In 1512 Lorenzo returned in triumph to Florence, together with his uncles Giovanni and Giuliano and his cousin Giulio, participating in the festivities to celebrate the return of the Medici and the renewed political primacy of the family. For the carnival of 1513, Giuliano with the Compagnia del Diamante and Lorenzo with the Compagnia del Broncone, organised a scenographic parade with allegorical floats and masks devoted to the theme of the return of the golden age. In March, after Giovanni was elected Pope with the name of Leo X, Giuliano followed his brother to Rome having been appointed Captain General of the Church, while Lorenzo became Captain of the Florentine Republic and held the reins of the city government on behalf of the Pope, under the control of Cardinal Giulio. Thus Lorenzo’s mother, Alfonsina Orsini, saw the realisation of the dream for which she had schemed at length.
Niccolò Machiavelli dedicated to Lorenzo his treatise The Prince, written in 1513, but was all too soon deluded by the latter’s ambition and recklessness.

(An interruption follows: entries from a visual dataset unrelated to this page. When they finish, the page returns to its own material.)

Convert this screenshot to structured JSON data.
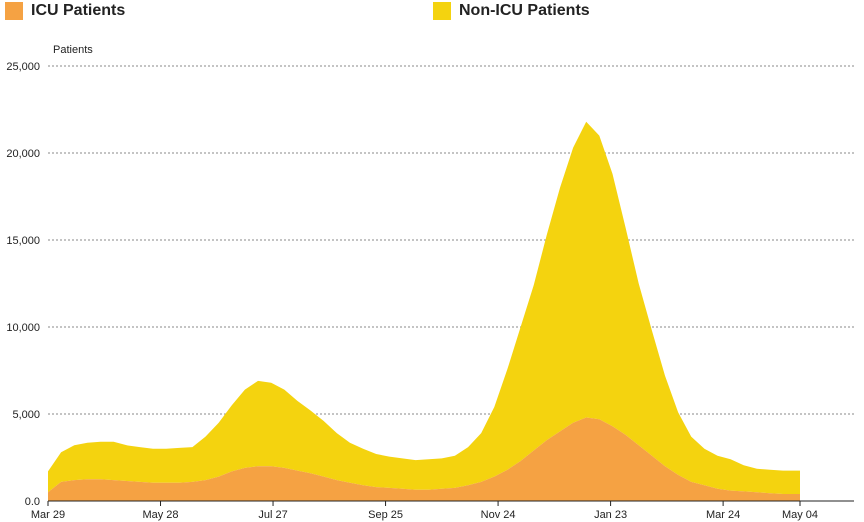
{
  "colors": {
    "icu": "#F5A243",
    "non_icu": "#F4D30F",
    "grid": "#888888",
    "axis": "#222222",
    "text": "#222222"
  },
  "chart_data": {
    "type": "area",
    "stacked": true,
    "title": "",
    "xlabel": "",
    "ylabel": "Patients",
    "ylim": [
      0,
      25000
    ],
    "yticks": [
      0,
      5000,
      10000,
      15000,
      20000,
      25000
    ],
    "ytick_labels": [
      "0.0",
      "5,000",
      "10,000",
      "15,000",
      "20,000",
      "25,000"
    ],
    "xlim": [
      "2020-03-29",
      "2021-05-04"
    ],
    "xticks": [
      "2020-03-29",
      "2020-05-28",
      "2020-07-27",
      "2020-09-25",
      "2020-11-24",
      "2021-01-23",
      "2021-03-24",
      "2021-05-04"
    ],
    "xtick_labels": [
      "Mar 29",
      "May 28",
      "Jul 27",
      "Sep 25",
      "Nov 24",
      "Jan 23",
      "Mar 24",
      "May 04"
    ],
    "grid": true,
    "legend_position": "top",
    "x": [
      "2020-03-29",
      "2020-04-05",
      "2020-04-12",
      "2020-04-19",
      "2020-04-26",
      "2020-05-03",
      "2020-05-10",
      "2020-05-17",
      "2020-05-24",
      "2020-05-31",
      "2020-06-07",
      "2020-06-14",
      "2020-06-21",
      "2020-06-28",
      "2020-07-05",
      "2020-07-12",
      "2020-07-19",
      "2020-07-26",
      "2020-08-02",
      "2020-08-09",
      "2020-08-16",
      "2020-08-23",
      "2020-08-30",
      "2020-09-06",
      "2020-09-13",
      "2020-09-20",
      "2020-09-27",
      "2020-10-04",
      "2020-10-11",
      "2020-10-18",
      "2020-10-25",
      "2020-11-01",
      "2020-11-08",
      "2020-11-15",
      "2020-11-22",
      "2020-11-29",
      "2020-12-06",
      "2020-12-13",
      "2020-12-20",
      "2020-12-27",
      "2021-01-03",
      "2021-01-10",
      "2021-01-17",
      "2021-01-24",
      "2021-01-31",
      "2021-02-07",
      "2021-02-14",
      "2021-02-21",
      "2021-02-28",
      "2021-03-07",
      "2021-03-14",
      "2021-03-21",
      "2021-03-28",
      "2021-04-04",
      "2021-04-11",
      "2021-04-18",
      "2021-04-25",
      "2021-05-04"
    ],
    "series": [
      {
        "name": "ICU Patients",
        "color_key": "icu",
        "values": [
          500,
          1100,
          1200,
          1250,
          1250,
          1200,
          1150,
          1100,
          1050,
          1050,
          1050,
          1100,
          1200,
          1400,
          1700,
          1900,
          2000,
          2000,
          1900,
          1750,
          1600,
          1400,
          1200,
          1050,
          900,
          800,
          750,
          700,
          650,
          650,
          700,
          750,
          900,
          1100,
          1400,
          1800,
          2300,
          2900,
          3500,
          4000,
          4500,
          4800,
          4700,
          4300,
          3800,
          3200,
          2600,
          2000,
          1500,
          1100,
          900,
          700,
          600,
          550,
          500,
          450,
          400,
          400
        ]
      },
      {
        "name": "Non-ICU Patients",
        "color_key": "non_icu",
        "values": [
          1200,
          1700,
          2000,
          2100,
          2150,
          2200,
          2050,
          2000,
          1950,
          1950,
          2000,
          2000,
          2500,
          3100,
          3800,
          4500,
          4900,
          4800,
          4500,
          4000,
          3600,
          3200,
          2700,
          2300,
          2100,
          1900,
          1800,
          1750,
          1700,
          1750,
          1750,
          1850,
          2200,
          2800,
          4000,
          5800,
          7700,
          9500,
          11800,
          14000,
          15800,
          17000,
          16300,
          14500,
          11900,
          9300,
          7200,
          5200,
          3600,
          2600,
          2100,
          1900,
          1800,
          1500,
          1350,
          1350,
          1350,
          1350
        ]
      }
    ]
  }
}
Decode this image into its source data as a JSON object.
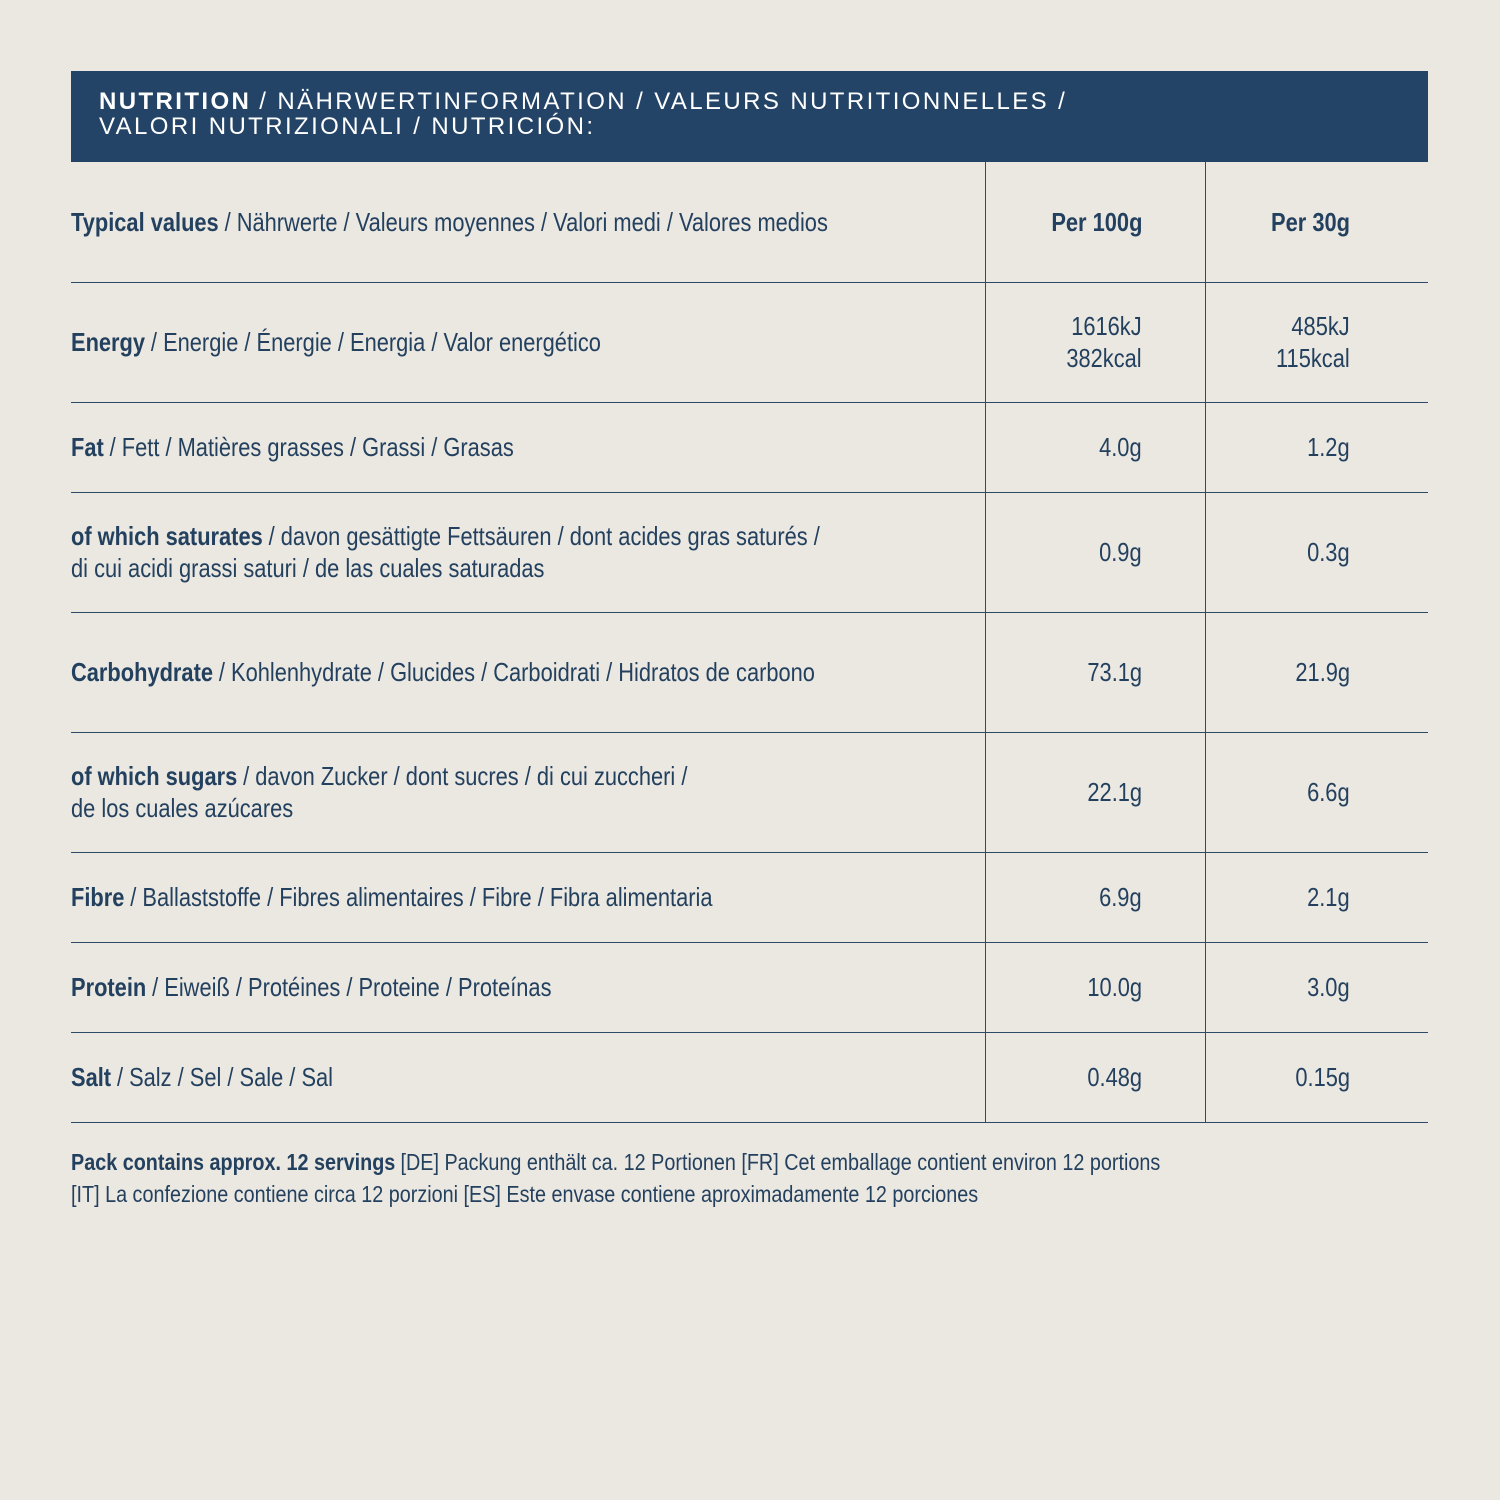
{
  "header": {
    "title_bold": "NUTRITION",
    "title_rest": "/ NÄHRWERTINFORMATION / VALEURS NUTRITIONNELLES /",
    "title_line2": "VALORI NUTRIZIONALI / NUTRICIÓN:"
  },
  "table": {
    "head": {
      "bold": "Typical values",
      "rest": [
        "/ Nährwerte / Valeurs moyennes / Valori medi / Valores medios"
      ],
      "per100g": [
        "Per 100g"
      ],
      "per30g": [
        "Per 30g"
      ]
    },
    "rows": [
      {
        "bold": "Energy",
        "rest": [
          "/ Energie / Énergie / Energia / Valor energético"
        ],
        "per100g": [
          "1616kJ",
          "382kcal"
        ],
        "per30g": [
          "485kJ",
          "115kcal"
        ]
      },
      {
        "bold": "Fat",
        "rest": [
          "/ Fett / Matières grasses / Grassi / Grasas"
        ],
        "per100g": [
          "4.0g"
        ],
        "per30g": [
          "1.2g"
        ]
      },
      {
        "bold": "of which saturates",
        "rest": [
          "/ davon gesättigte Fettsäuren / dont acides gras saturés /",
          "di cui acidi grassi saturi / de las cuales saturadas"
        ],
        "per100g": [
          "0.9g"
        ],
        "per30g": [
          "0.3g"
        ]
      },
      {
        "bold": "Carbohydrate",
        "rest": [
          "/ Kohlenhydrate / Glucides / Carboidrati / Hidratos de carbono"
        ],
        "per100g": [
          "73.1g"
        ],
        "per30g": [
          "21.9g"
        ]
      },
      {
        "bold": "of which sugars",
        "rest": [
          "/ davon Zucker / dont sucres / di cui zuccheri /",
          "de los cuales azúcares"
        ],
        "per100g": [
          "22.1g"
        ],
        "per30g": [
          "6.6g"
        ]
      },
      {
        "bold": "Fibre",
        "rest": [
          "/ Ballaststoffe / Fibres alimentaires / Fibre / Fibra alimentaria"
        ],
        "per100g": [
          "6.9g"
        ],
        "per30g": [
          "2.1g"
        ]
      },
      {
        "bold": "Protein",
        "rest": [
          "/ Eiweiß / Protéines / Proteine / Proteínas"
        ],
        "per100g": [
          "10.0g"
        ],
        "per30g": [
          "3.0g"
        ]
      },
      {
        "bold": "Salt",
        "rest": [
          "/ Salz / Sel / Sale / Sal"
        ],
        "per100g": [
          "0.48g"
        ],
        "per30g": [
          "0.15g"
        ]
      }
    ]
  },
  "footer": {
    "bold": "Pack contains approx. 12 servings",
    "rest": "[DE] Packung enthält ca. 12 Portionen [FR] Cet emballage contient environ 12 portions",
    "line2": "[IT] La confezione contiene circa 12 porzioni [ES] Este envase contiene aproximadamente 12 porciones"
  }
}
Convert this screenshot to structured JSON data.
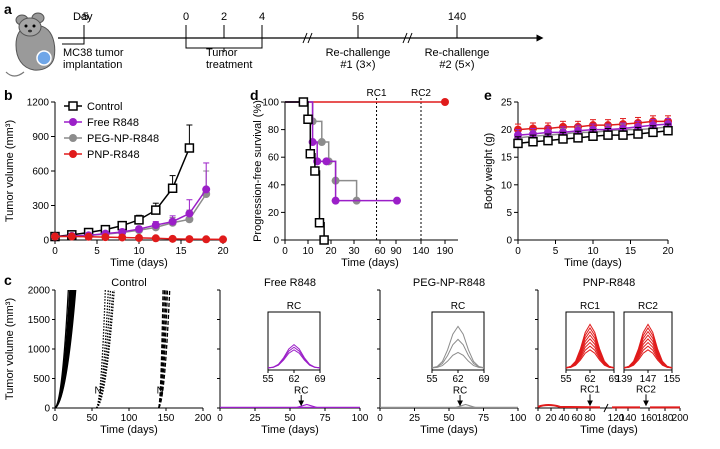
{
  "figure": {
    "panel_labels": [
      "a",
      "b",
      "c",
      "d",
      "e"
    ],
    "timeline": {
      "day_label": "Day",
      "days": [
        "-5",
        "0",
        "2",
        "4",
        "56",
        "140"
      ],
      "events": [
        "MC38 tumor\nimplantation",
        "Tumor\ntreatment",
        "Re-challenge\n#1 (3×)",
        "Re-challenge\n#2 (5×)"
      ]
    }
  },
  "colors": {
    "control": "#000000",
    "free": "#9b1fc8",
    "peg": "#8c8c8c",
    "pnp": "#e01b1b"
  },
  "chart_data": [
    {
      "panel": "b",
      "type": "line",
      "xlabel": "Time (days)",
      "ylabel": "Tumor volume (mm³)",
      "xlim": [
        0,
        20
      ],
      "ylim": [
        0,
        1200
      ],
      "xticks": [
        "0",
        "5",
        "10",
        "15",
        "20"
      ],
      "yticks": [
        "0",
        "300",
        "600",
        "900",
        "1200"
      ],
      "legend_position": "top-left",
      "series": [
        {
          "name": "Control",
          "color": "#000000",
          "marker": "square-open",
          "x": [
            0,
            2,
            4,
            6,
            8,
            10,
            12,
            14,
            16
          ],
          "y": [
            30,
            45,
            65,
            90,
            125,
            175,
            260,
            450,
            800
          ],
          "err": [
            5,
            10,
            15,
            20,
            25,
            40,
            60,
            110,
            200
          ]
        },
        {
          "name": "Free R848",
          "color": "#9b1fc8",
          "marker": "circle",
          "x": [
            0,
            2,
            4,
            6,
            8,
            10,
            12,
            14,
            16,
            18
          ],
          "y": [
            30,
            35,
            40,
            55,
            70,
            95,
            130,
            160,
            230,
            440
          ],
          "err": [
            5,
            8,
            10,
            12,
            15,
            20,
            30,
            50,
            120,
            230
          ]
        },
        {
          "name": "PEG-NP-R848",
          "color": "#8c8c8c",
          "marker": "circle",
          "x": [
            0,
            2,
            4,
            6,
            8,
            10,
            12,
            14,
            16,
            18
          ],
          "y": [
            30,
            35,
            40,
            50,
            65,
            85,
            110,
            150,
            180,
            400
          ],
          "err": [
            5,
            8,
            10,
            12,
            15,
            20,
            30,
            45,
            80,
            200
          ]
        },
        {
          "name": "PNP-R848",
          "color": "#e01b1b",
          "marker": "circle",
          "x": [
            0,
            2,
            4,
            6,
            8,
            10,
            12,
            14,
            16,
            18,
            20
          ],
          "y": [
            30,
            30,
            28,
            25,
            22,
            18,
            15,
            10,
            8,
            6,
            5
          ],
          "err": [
            5,
            5,
            5,
            5,
            5,
            4,
            4,
            3,
            2,
            2,
            2
          ]
        }
      ]
    },
    {
      "panel": "d",
      "type": "line",
      "xlabel": "Time (days)",
      "ylabel": "Progression-free survival (%)",
      "ylim": [
        0,
        100
      ],
      "xticks": [
        "0",
        "10",
        "20",
        "30",
        "60",
        "90",
        "140",
        "190"
      ],
      "yticks": [
        "0",
        "20",
        "40",
        "60",
        "80",
        "100"
      ],
      "annotations": [
        "RC1",
        "RC2"
      ],
      "series": [
        {
          "name": "Control",
          "color": "#000000",
          "marker": "square-open",
          "x": [
            0,
            8,
            10,
            11,
            13,
            15,
            17,
            18
          ],
          "y": [
            100,
            100,
            87.5,
            62.5,
            50,
            12.5,
            0,
            0
          ]
        },
        {
          "name": "Free R848",
          "color": "#9b1fc8",
          "marker": "circle",
          "x": [
            0,
            10,
            12,
            14,
            18,
            22,
            92
          ],
          "y": [
            100,
            100,
            71,
            57,
            57,
            28.5,
            28.5
          ]
        },
        {
          "name": "PEG-NP-R848",
          "color": "#8c8c8c",
          "marker": "circle",
          "x": [
            0,
            8,
            12,
            16,
            19,
            22,
            33
          ],
          "y": [
            100,
            100,
            86,
            71,
            57,
            43,
            28.5
          ]
        },
        {
          "name": "PNP-R848",
          "color": "#e01b1b",
          "marker": "circle",
          "x": [
            0,
            190
          ],
          "y": [
            100,
            100
          ]
        }
      ]
    },
    {
      "panel": "e",
      "type": "line",
      "xlabel": "Time (days)",
      "ylabel": "Body weight (g)",
      "xlim": [
        0,
        20
      ],
      "ylim": [
        0,
        25
      ],
      "xticks": [
        "0",
        "5",
        "10",
        "15",
        "20"
      ],
      "yticks": [
        "0",
        "5",
        "10",
        "15",
        "20",
        "25"
      ],
      "series": [
        {
          "name": "Control",
          "color": "#000000",
          "marker": "square-open",
          "x": [
            0,
            2,
            4,
            6,
            8,
            10,
            12,
            14,
            16,
            18,
            20
          ],
          "y": [
            17.5,
            17.8,
            18.0,
            18.3,
            18.5,
            18.8,
            19.0,
            19.0,
            19.2,
            19.5,
            19.8
          ],
          "err": [
            1.2,
            1.2,
            1.2,
            1.2,
            1.2,
            1.2,
            1.2,
            1.2,
            1.2,
            1.2,
            1.2
          ]
        },
        {
          "name": "Free R848",
          "color": "#9b1fc8",
          "marker": "circle",
          "x": [
            0,
            2,
            4,
            6,
            8,
            10,
            12,
            14,
            16,
            18,
            20
          ],
          "y": [
            19.0,
            19.2,
            19.5,
            19.5,
            19.8,
            20.0,
            20.0,
            20.2,
            20.5,
            20.8,
            21.0
          ],
          "err": [
            1.0,
            1.0,
            1.0,
            1.0,
            1.0,
            1.0,
            1.0,
            1.0,
            1.0,
            1.0,
            1.0
          ]
        },
        {
          "name": "PEG-NP-R848",
          "color": "#8c8c8c",
          "marker": "circle",
          "x": [
            0,
            2,
            4,
            6,
            8,
            10,
            12,
            14,
            16,
            18,
            20
          ],
          "y": [
            18.5,
            18.8,
            19.0,
            19.2,
            19.5,
            19.5,
            19.8,
            20.0,
            20.0,
            20.2,
            20.5
          ],
          "err": [
            1.0,
            1.0,
            1.0,
            1.0,
            1.0,
            1.0,
            1.0,
            1.0,
            1.0,
            1.0,
            1.0
          ]
        },
        {
          "name": "PNP-R848",
          "color": "#e01b1b",
          "marker": "circle",
          "x": [
            0,
            2,
            4,
            6,
            8,
            10,
            12,
            14,
            16,
            18,
            20
          ],
          "y": [
            20.0,
            20.2,
            20.2,
            20.5,
            20.5,
            20.8,
            20.8,
            21.0,
            21.2,
            21.5,
            21.5
          ],
          "err": [
            1.0,
            1.0,
            1.0,
            1.0,
            1.0,
            1.0,
            1.0,
            1.0,
            1.0,
            1.0,
            1.0
          ]
        }
      ]
    },
    {
      "panel": "c",
      "type": "line",
      "ylabel": "Tumor volume (mm³)",
      "xlabel": "Time (days)",
      "ylim": [
        0,
        2000
      ],
      "yticks": [
        "0",
        "500",
        "1000",
        "1500",
        "2000"
      ],
      "subplots": [
        {
          "title": "Control",
          "xticks": [
            "0",
            "50",
            "100",
            "150",
            "200"
          ],
          "xlim": [
            0,
            200
          ],
          "groups": [
            {
              "style": "solid",
              "x0": 0,
              "x_end": [
                18,
                20,
                21,
                22,
                23,
                24,
                25,
                26,
                27,
                28
              ]
            },
            {
              "style": "dotted",
              "x0": 56,
              "x_end": [
                68,
                72,
                75,
                78,
                80
              ]
            },
            {
              "style": "dashed",
              "x0": 140,
              "x_end": [
                146,
                148,
                150,
                152,
                155
              ]
            }
          ],
          "markers": [
            "N",
            "N"
          ]
        },
        {
          "title": "Free R848",
          "xticks": [
            "0",
            "25",
            "50",
            "75",
            "100"
          ],
          "xlim": [
            0,
            100
          ],
          "groups": [
            {
              "x_end": [
                16,
                18,
                19,
                20,
                21,
                22,
                23,
                24
              ]
            }
          ],
          "marker": "RC",
          "inset": {
            "title": "RC",
            "xticks": [
              "55",
              "62",
              "69"
            ],
            "xlim": [
              55,
              69
            ]
          }
        },
        {
          "title": "PEG-NP-R848",
          "xticks": [
            "0",
            "25",
            "50",
            "75",
            "100"
          ],
          "xlim": [
            0,
            100
          ],
          "groups": [
            {
              "x_end": [
                18,
                22,
                25,
                28,
                32,
                36,
                40,
                45,
                50
              ]
            }
          ],
          "marker": "RC",
          "inset": {
            "title": "RC",
            "xticks": [
              "55",
              "62",
              "69"
            ],
            "xlim": [
              55,
              69
            ]
          }
        },
        {
          "title": "PNP-R848",
          "xticks": [
            "0",
            "20",
            "40",
            "60",
            "80",
            "120",
            "140",
            "160",
            "180",
            "200"
          ],
          "xlim": [
            0,
            200
          ],
          "markers": [
            "RC1",
            "RC2"
          ],
          "insets": [
            {
              "title": "RC1",
              "xticks": [
                "55",
                "62",
                "69"
              ],
              "xlim": [
                55,
                69
              ]
            },
            {
              "title": "RC2",
              "xticks": [
                "139",
                "147",
                "155"
              ],
              "xlim": [
                139,
                155
              ]
            }
          ]
        }
      ]
    }
  ]
}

In 1515 Lorenzo took over the command of the papal troops lined up alongside the forces of the League set up between the King of Aragon, the Swiss cantons, Milan and Florence, against Francis I of France, allied with Venice. However, Lorenzo was defeated by the French at Marignano.
In 1516 Lorenzo, who had become Captain General of the Church after the death of Giuliano, entered victoriously into Urbino, the territory of which had been invaded by the papal troops and wrested from its legitimate sovereign Francesco Maria Della Rovere. Despite the fact that the victory was ephemeral, from this time on Lorenzo was able to flaunt the title of Duke of Urbino, granted to him by Pope Leo X.
Lorenzo resided prevalently in Florence, in Palazzo Medici. In 1517 he had the public loggia at the corner of the family residence walled in, inserting the monumental windows defined as "kneeling", designed by Michelangelo.
At the desire of his uncle the Pope, in 1518 Lorenzo married Madeleine de la Tour d’Auvergne, a distant cousin of Francis I of France. The wedding was celebrated in the royal castle of Amboise, with further festivities being held in Florence, in Palazzo Medici, upon the arrival of the newly-wed couple.
From this union, on 13 April 1519 Caterina was born (later Queen of France), and was almost immediately left an orphan. In fact, shortly after the birth her mother Madeleine died of puerperal fever, soon to be followed on 4 May by Lorenzo, who died of tuberculosis. It was officially declared that Alessandro too was Lorenzo’s son, but it is more probable that he was the illegitimate son of Cardinal Giulio, from 1523 Pope Clement VII.
Lorenzo was buried in the New Sacristy designed by Michelangelo.